A Bamboletras recomenda três livros muito diferentes entre si

A Bamboletras recomenda três livros muito diferentes entre si

A newsletter desta quarta-feira da Bamboletras.

Olá!

Um romance de uma autora popular e muito boa, um ensaio sociológico e psicanalítico sobre como as pessoas desprotegidas são as mais acusadas de violência e de como mudar esta situação e a bela despedida de Sérgio Sant`Anna são as dicas da Bamboletras desta semana. Confiram abaixo.

Boa semana e boas leituras!

Corre para garantir seu exemplar aqui na Bamboletras!
📝 Faz teu pedido na Bambô:
📍 De segunda à sábado, das 10h às 19h. Domingos, das 14h às 19h.
🚴🏾 Pede tua tele: (51) 99255 6885 ou 3221 8764.
🖥 Confere o nosso site: bamboletras.com.br
📱 Ou nos contate pelas nossas redes sociais, no Insta ou no Facebook!

.oOo.

Belo mundo, onde você está, de Sally Rooney (Cia. das Letras, 336 páginas, R$ 54,90)

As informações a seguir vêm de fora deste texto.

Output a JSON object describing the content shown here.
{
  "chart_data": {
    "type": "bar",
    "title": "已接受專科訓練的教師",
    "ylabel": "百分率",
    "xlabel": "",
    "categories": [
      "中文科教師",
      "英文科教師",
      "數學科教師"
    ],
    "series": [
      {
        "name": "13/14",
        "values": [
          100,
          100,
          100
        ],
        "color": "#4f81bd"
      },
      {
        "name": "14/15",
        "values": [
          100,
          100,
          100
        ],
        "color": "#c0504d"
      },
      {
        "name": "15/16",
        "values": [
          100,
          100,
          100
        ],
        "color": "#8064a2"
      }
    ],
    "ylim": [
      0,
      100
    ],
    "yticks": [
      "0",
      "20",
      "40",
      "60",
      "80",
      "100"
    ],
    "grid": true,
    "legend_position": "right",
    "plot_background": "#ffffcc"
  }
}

A excelente Sally Rooney, autora de Pessoas Normais, escreve sobre amizade, amor e dúvida em seu terceiro romance. Alice conhece Felix pelo Tinder. Ela é romancista, ele trabalha num armazém nos subúrbios de uma pequena cidade costeira da Irlanda. No primeiro encontro, enquanto os dois tentam impressionar um ao outro, algo mais aparece. Enquanto isso, em Dublin, Eileen está tentando superar o término de seu último relacionamento enquanto precisa lidar com a falta da melhor amiga, Alice, que se mudou para o litoral. Ela acaba voltando a flertar com Simon, um homem mais velho que acompanha sua vida há tempos. Alice, Felix, Eileen e Simon ainda são jovens, mas sentem a pressão do passar dos anos. Eles se desejam, se iludem, se amam e se separam. Preocupam-se com sexo, com amizade, com os rumos do planeta e com o próprio futuro. E conseguirão encontrar uma forma de viver mais uma vez em um belo mundo?

.oOo.

A Força da Não Violência, de Judith Butler (Boitempo,  168 páginas, R$ 49,00)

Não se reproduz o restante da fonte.